What do you think of Papaya King?

2 Responses to “Papaya King”

Michael Baily

July 31st, 2009

In the sixties and seventies, when I lived on East 87th Street, Papaya King was the king of hot dogs of the entire Upper East Side, and Yorkville, as this neighborhood used to be called. I grew up in this neighborhood and, to this day, fifty years later, I still think Papaya King hot dogs are some of the best I have ever eaten. They are beautifully grilled. The fact that it still thrives today speaks for itself.

The dogs are not parboiled and dropped in hot oil as a cheap shortcut. Just grilled to perfection the way good hot dogs are supposed to be cooked.

For the record: Papaya King on 86th Street and 3rd Avenue is the “original” juice and hot dog stand in Manhattan. Gray’s Papaya on East 72nd Street has/had nothing to do with Papaya King. There are no connections, no shared roots or affiliations whatsoever. Gray’s Papaya does not have the legacy Papaya King does but, for some strange reason, Gray’s gets a lot of press. I guess that is because of its location on West 72nd Street and Broadway, directly on the #1 and #9 subway lines. There is lots of commercial activity on Broadway and it borders some media headquarters and lots of arts and cultural centers. I am sure lots of media and art types have munched on their dogs and word traveled from there.

Papaya King, conversely, is one long avenue block east of the IRT Lexington subway and, aside from the usual retail stores scattered about, is in a generally residential neighborhood.

Gray’s hot dogs are good and have a similar quality but, in my opinion, they are not as good. Nor is their juice. Now this will sound kind of absurd but, small and tiny as it is, the ambiance of Papaya King on East 86th Street is more cozy, clean, and comforting than that of Gray’s Papaya. Gray’s location is a little grimy and tends to attract beggars and homeless who apparently clean the windows for a hot dog or two.

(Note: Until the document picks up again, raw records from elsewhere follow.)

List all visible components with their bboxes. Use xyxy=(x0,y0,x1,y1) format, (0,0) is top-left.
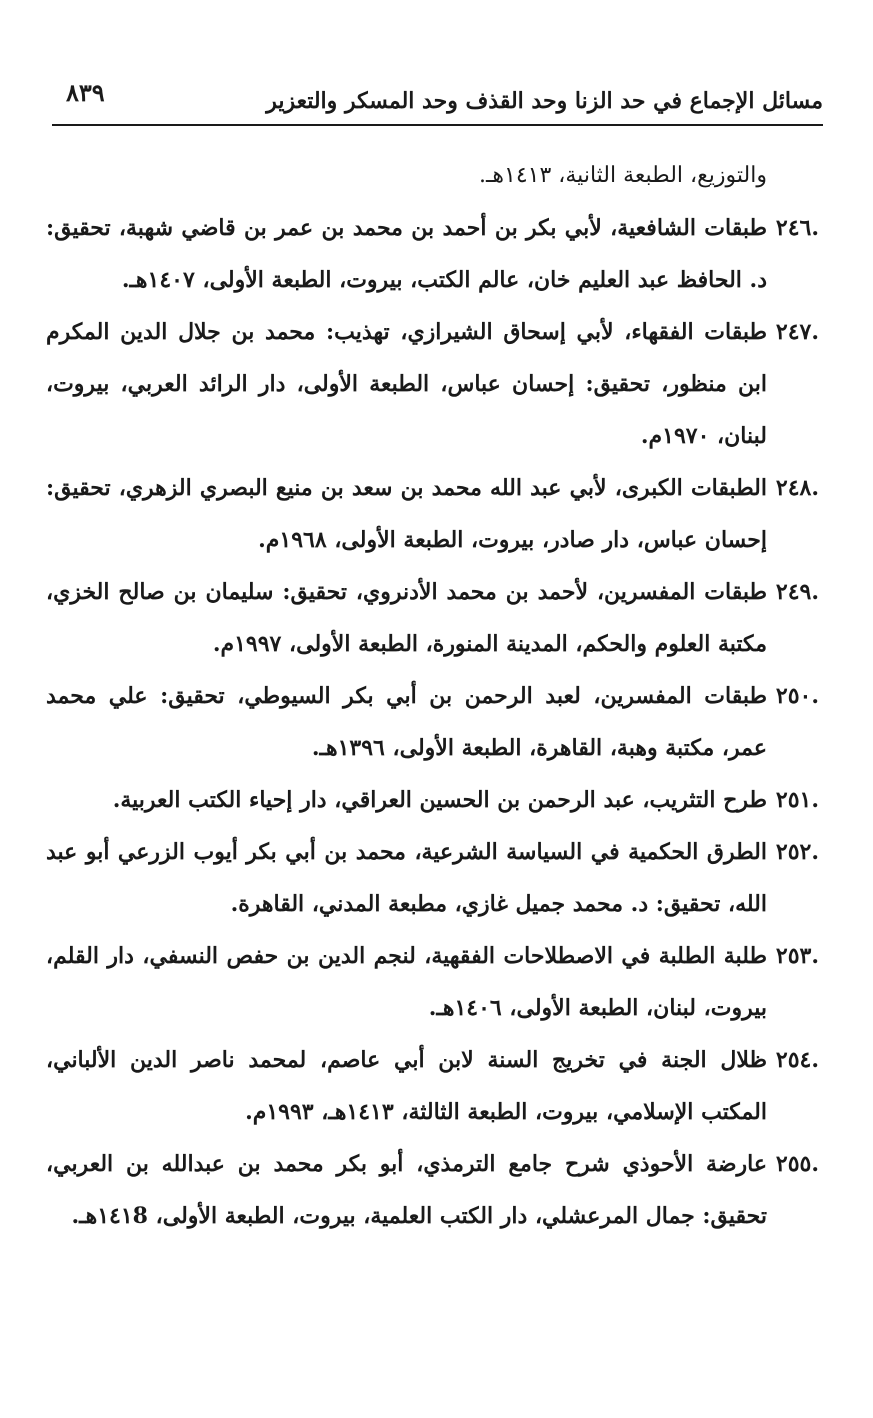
running-head: مسائل الإجماع في حد الزنا وحد القذف وحد المسكر والتعزير xyxy=(266,88,823,114)
header-rule xyxy=(52,124,823,126)
bibliography-entry xyxy=(46,306,819,462)
entry-number: ٢٤٨. xyxy=(775,475,819,501)
entry-number: ٢٥٣. xyxy=(775,943,819,969)
entry-text: طرح التثريب، عبد الرحمن بن الحسين العراقي، دار إحياء الكتب العربية. xyxy=(112,787,767,813)
entry-number: ٢٥٤. xyxy=(775,1047,819,1073)
entry-text: عارضة الأحوذي شرح جامع الترمذي، أبو بكر محمد بن عبدالله بن العربي، تحقيق: جمال المرعشلي، دار الكتب العلمية، بيروت، الطبعة الأولى، ١٤١8هـ. xyxy=(46,1151,767,1229)
page-number: ٨٣٩ xyxy=(66,78,105,107)
entry-text: الطبقات الكبرى، لأبي عبد الله محمد بن سعد بن منيع البصري الزهري، تحقيق: إحسان عباس، دار صادر، بيروت، الطبعة الأولى، ١٩٦٨م. xyxy=(46,475,767,553)
bibliography-entry xyxy=(46,774,819,826)
bibliography-list xyxy=(46,150,819,1242)
bibliography-entry xyxy=(46,930,819,1034)
entry-number: ٢٤٧. xyxy=(775,319,819,345)
page-header xyxy=(52,70,823,124)
entry-number: ٢٥٥. xyxy=(775,1151,819,1177)
entry-text: الطرق الحكمية في السياسة الشرعية، محمد بن أبي بكر أيوب الزرعي أبو عبد الله، تحقيق: د. محمد جميل غازي، مطبعة المدني، القاهرة. xyxy=(46,839,767,917)
entry-number: ٢٥٢. xyxy=(775,839,819,865)
bibliography-entry xyxy=(46,462,819,566)
entry-text: ظلال الجنة في تخريج السنة لابن أبي عاصم، لمحمد ناصر الدين الألباني، المكتب الإسلامي، بيروت، الطبعة الثالثة، ١٤١٣هـ، ١٩٩٣م. xyxy=(46,1047,767,1125)
bibliography-entry xyxy=(46,1138,819,1242)
entry-number: ٢٤٦. xyxy=(775,215,819,241)
entry-number: ٢٤٩. xyxy=(775,579,819,605)
continuation-line: والتوزيع، الطبعة الثانية، ١٤١٣هـ. xyxy=(478,163,767,188)
bibliography-entry xyxy=(46,1034,819,1138)
entry-text: طبقات المفسرين، لعبد الرحمن بن أبي بكر السيوطي، تحقيق: علي محمد عمر، مكتبة وهبة، القاهرة، الطبعة الأولى، ١٣٩٦هـ. xyxy=(46,683,767,761)
bibliography-entry xyxy=(46,826,819,930)
entry-number: ٢٥٠. xyxy=(775,683,819,709)
bibliography-entry xyxy=(46,566,819,670)
entry-text: طبقات الشافعية، لأبي بكر بن أحمد بن محمد بن عمر بن قاضي شهبة، تحقيق: د. الحافظ عبد العليم خان، عالم الكتب، بيروت، الطبعة الأولى، ١٤٠٧هـ. xyxy=(46,215,767,293)
entry-text: طلبة الطلبة في الاصطلاحات الفقهية، لنجم الدين بن حفص النسفي، دار القلم، بيروت، لبنان، الطبعة الأولى، ١٤٠٦هـ. xyxy=(46,943,767,1021)
entry-number: ٢٥١. xyxy=(775,787,819,813)
entry-text: طبقات المفسرين، لأحمد بن محمد الأدنروي، تحقيق: سليمان بن صالح الخزي، مكتبة العلوم والحكم، المدينة المنورة، الطبعة الأولى، ١٩٩٧م. xyxy=(46,579,767,657)
bibliography-entry xyxy=(46,202,819,306)
bibliography-entry xyxy=(46,670,819,774)
entry-text: طبقات الفقهاء، لأبي إسحاق الشيرازي، تهذيب: محمد بن جلال الدين المكرم ابن منظور، تحقيق: إحسان عباس، الطبعة الأولى، دار الرائد العربي، بيروت، لبنان، ١٩٧٠م. xyxy=(46,319,767,449)
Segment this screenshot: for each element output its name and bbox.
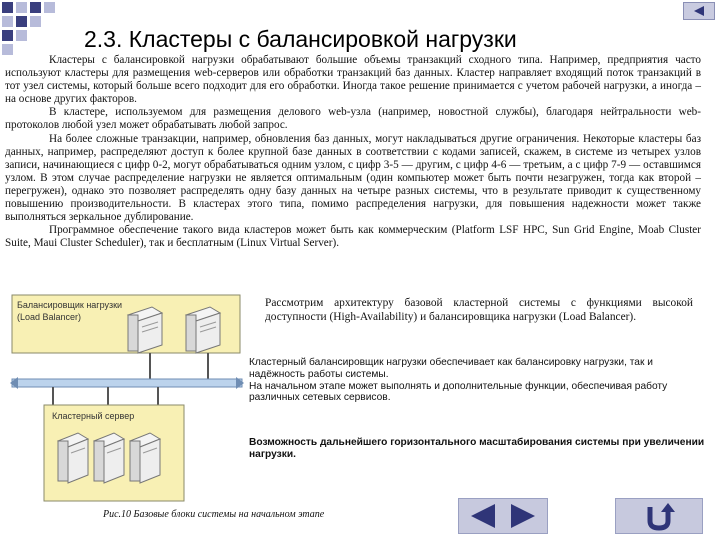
cluster-label: Кластерный сервер [52, 411, 135, 421]
lb-description-line1: Кластерный балансировщик нагрузки обеспечивает как балансировку нагрузки, так и надёжность работы системы. [249, 357, 653, 380]
network-bus [12, 379, 242, 387]
server-icon [128, 307, 162, 353]
triangle-right-icon [511, 504, 535, 528]
lb-label-line2: (Load Balancer) [17, 312, 82, 322]
load-balancer-description [249, 357, 711, 404]
prev-slide-corner-button[interactable] [683, 2, 715, 20]
architecture-intro-text: Рассмотрим архитектуру базовой кластерной системы с функциями высокой доступности (High-Availability) и балансировщика нагрузки (Load Balancer). [265, 297, 693, 323]
paragraph-3: На более сложные транзакции, например, обновления баз данных, могут накладываться другие ограничения. Некоторые кластеры баз данных, например, распределяют доступ к более крупной базе данных в соответствии с кодами записей, скажем, в системе из четырех узлов записи, начинающиеся с цифр 0-2, могут обрабатываться одним узлом, с цифр 3-5 — другим, с цифр 4-6 — третьим, а с цифр 7-9 — оставшимся узлом. В этом случае распределение нагрузки не является оптимальным (один компьютер может быть почти незагружен, тогда как второй – перегружен), однако это позволяет распределять одну базу данных на четыре разных системы, что в результате приводит к существенному повышению производительности. В кластерах этого типа, помимо распределения нагрузки, для повышения надежности может также выполняться зеркальное дублирование. [5, 132, 701, 224]
triangle-left-icon [692, 5, 706, 17]
slide-title: 2.3. Кластеры с балансировкой нагрузки [84, 26, 517, 52]
return-button[interactable] [615, 498, 703, 534]
figure-caption: Рис.10 Базовые блоки системы на начальном этапе [103, 509, 325, 520]
lb-label-line1: Балансировщик нагрузки [17, 300, 123, 310]
server-icon [58, 433, 88, 483]
slide-body-text [5, 54, 701, 250]
paragraph-2: В кластере, используемом для размещения делового web-узла (например, новостной службы), благодаря нейтральности web-протоколов любой узел может обрабатывать любой запрос. [5, 106, 701, 132]
paragraph-4: Программное обеспечение такого вида кластеров может быть как коммерческим (Platform LSF HPC, Sun Grid Engine, Moab Cluster Suite, Maui Cluster Scheduler), так и бесплатным (Linux Virtual Server). [5, 224, 701, 250]
cluster-architecture-diagram [8, 293, 246, 503]
prev-next-nav [458, 498, 548, 534]
server-icon [130, 433, 160, 483]
lb-description-line2: На начальном этапе может выполнять и дополнительные функции, обеспечивая работу различных сетевых сервисов. [249, 380, 668, 404]
return-arrow-icon [616, 499, 702, 533]
paragraph-1: Кластеры с балансировкой нагрузки обрабатывают большие объемы транзакций сходного типа. Например, предприятия часто используют кластеры для размещения web-серверов или обработки транзакций баз данных. Кластер направляет входящий поток транзакций в тот узел системы, который больше всего подходит для его обработки. Иногда такое решение принимается с учетом рабочей нагрузки, а иногда – на основе других факторов. [5, 54, 701, 106]
next-slide-button[interactable] [511, 504, 535, 528]
server-icon [94, 433, 124, 483]
scaling-note: Возможность дальнейшего горизонтального масштабирования системы при увеличении нагрузки. [249, 437, 705, 460]
triangle-left-icon [471, 504, 495, 528]
prev-slide-button[interactable] [471, 504, 495, 528]
server-icon [186, 307, 220, 353]
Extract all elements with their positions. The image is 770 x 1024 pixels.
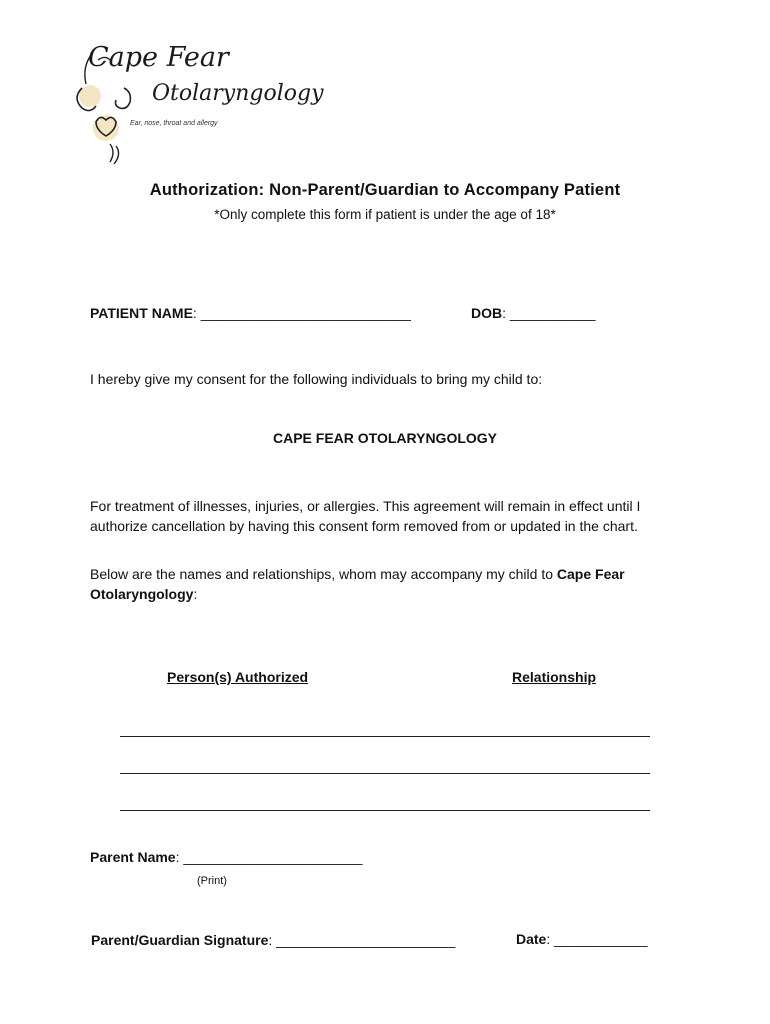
patient-name-label: PATIENT NAME bbox=[90, 305, 193, 321]
cape-fear-logo bbox=[68, 36, 328, 168]
logo-swirl-2 bbox=[116, 88, 131, 108]
logo-curl bbox=[110, 144, 119, 164]
below-text-suffix: : bbox=[193, 586, 198, 602]
logo-line2: Otolaryngology bbox=[152, 81, 324, 106]
person-line-2[interactable] bbox=[120, 773, 650, 774]
date-field[interactable] bbox=[516, 931, 648, 947]
form-title: Authorization: Non-Parent/Guardian to Accompany Patient bbox=[149, 181, 621, 199]
dob-field[interactable] bbox=[471, 305, 596, 321]
person-line-1[interactable] bbox=[120, 736, 650, 737]
below-text-clinic: Cape Fear Otolaryngology bbox=[90, 566, 625, 602]
dob-blank[interactable]: : ___________ bbox=[502, 305, 596, 321]
below-text-prefix: Below are the names and relationships, whom may accompany my child to bbox=[90, 566, 557, 582]
print-hint: (Print) bbox=[197, 875, 227, 887]
below-text bbox=[90, 564, 690, 604]
consent-text: I hereby give my consent for the following individuals to bring my child to: bbox=[90, 371, 543, 387]
dob-label: DOB bbox=[471, 305, 503, 321]
form-subtitle: *Only complete this form if patient is under the age of 18* bbox=[214, 207, 556, 222]
parent-name-field[interactable] bbox=[90, 849, 362, 865]
logo-line1: Cape Fear bbox=[88, 42, 229, 73]
clinic-name: CAPE FEAR OTOLARYNGOLOGY bbox=[272, 430, 497, 446]
parent-name-blank[interactable]: : _______________________ bbox=[175, 849, 363, 865]
treatment-text: For treatment of illnesses, injuries, or allergies. This agreement will remain in effect until I authorize cancellation by having this consent form removed from or updated in the chart. bbox=[90, 498, 641, 534]
parent-name-label: Parent Name bbox=[90, 849, 176, 865]
logo-tagline: Ear, nose, throat and allergy bbox=[130, 120, 218, 127]
header-persons-authorized: Person(s) Authorized bbox=[167, 669, 309, 685]
date-label: Date bbox=[516, 931, 547, 947]
signature-label: Parent/Guardian Signature bbox=[91, 932, 269, 948]
signature-field[interactable] bbox=[91, 932, 455, 948]
header-relationship: Relationship bbox=[512, 669, 597, 685]
date-blank[interactable]: : ____________ bbox=[546, 931, 648, 947]
signature-blank[interactable]: : _______________________ bbox=[268, 932, 456, 948]
patient-name-field[interactable] bbox=[90, 305, 411, 321]
person-line-3[interactable] bbox=[120, 810, 650, 811]
patient-name-blank[interactable]: : ___________________________ bbox=[192, 305, 411, 321]
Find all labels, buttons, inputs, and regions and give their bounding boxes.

Standing in Gray’s, you just get the feeling they co-opted the concept from Papaya King, and are more than happy to just feed the masses. Papaya King feels like the original and tastes like the original. Because it is the original.

Forget Gray’s and the crowded street of West 72nd. Make the trip to the Upper East Side instead. Take a walk over to Central Park, stop in the Guggenheim or the Met, then chow down on excellent NY legacy hot dogs and really fresh juices. It’s worth it.


Everett Logan

November 3rd, 2007

First of all, the editorial review is incorrect. Gray’s Papaya (not Gray’s Papaya King; there’s no King in the title) has nothing to do with Papaya King except for being an imitator. It did not “secede” from Papaya King. Papaya King is the original and Gray’s is just an imitator, that’s all.

Anyway, Papaya King is, in my opinion as a life-long hot dog connoisseur, the best frank in the world. Nowhere else will you find a frank with flavors and snap like this, and always, ALWAYS, expertly prepared to perfection. The mustard is spicy, the kraut is fresh and sour, and the papaya drink is the perfect complement. The atmosphere is nothing special, but this is not a restaurant, it’s a place to grab two (or three…) great dogs and a drink and wolf ’em down at the stand-up counter.

You know the ubiquitous pizza box slogan, “you’ve tried all the rest, now try the best!”? Well, that’s truly the case with Papaya King. Their hot dogs truly are tastier than filet mignon, and once you’ve tried them, all others will pale in comparison forever after.